3) There are some differences in the differential localization of the NMII isoforms with the Smutny 2010 and Gomez 2015 papers. It appears that some of this is due to your careful examination of NMIIb colocalized with cadherin, whereas the other papers seem to have looked only at actin. It would be helpful to consider this difference.

Done, here is the added sentence: “Our careful examination by SIM during junction biogenesis revealed precise patterns of NMII, actin and E-cadherin localization whereas other studies mostly focused on actin and NMII in mature junctions [Smutny et al., 2010; Gomez et al., 2015].”

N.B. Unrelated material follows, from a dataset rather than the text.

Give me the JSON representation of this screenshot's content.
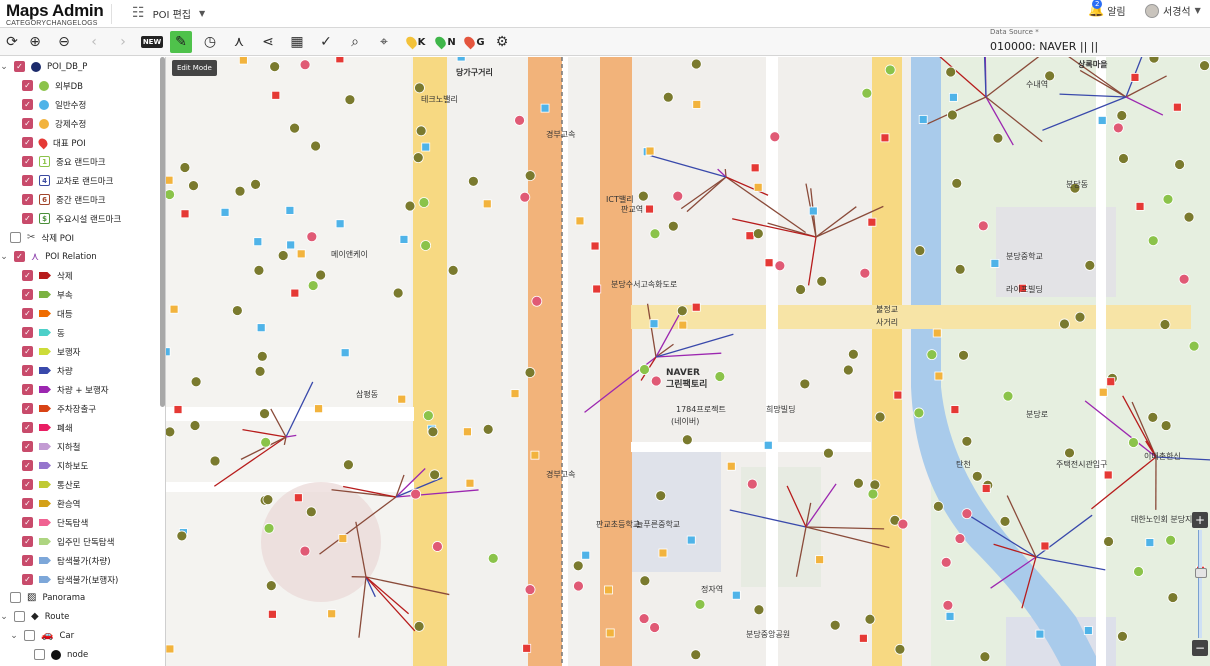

4) At first glance your results with α-catenin would seem to contradict those of the Ozawa 2018 paper. However, since you report a lowering of total α-catenin at junctions (subsection “NMIIA regulates the organization of perijunctional actin bundles while NMIIB regulates the organization of a juxtamembrane actin layer”, last paragraph), there is likely no real discrepancy. However, you should discuss this in the Discussion.

Done, here is the added sentence: “However, we observed a reduced junctional recruitment of α-catenin in NMIIA KD cells, suggesting also a contribution of NMIIA in α-catenin activation in agreement with a previous report [Ozawa, 2018].”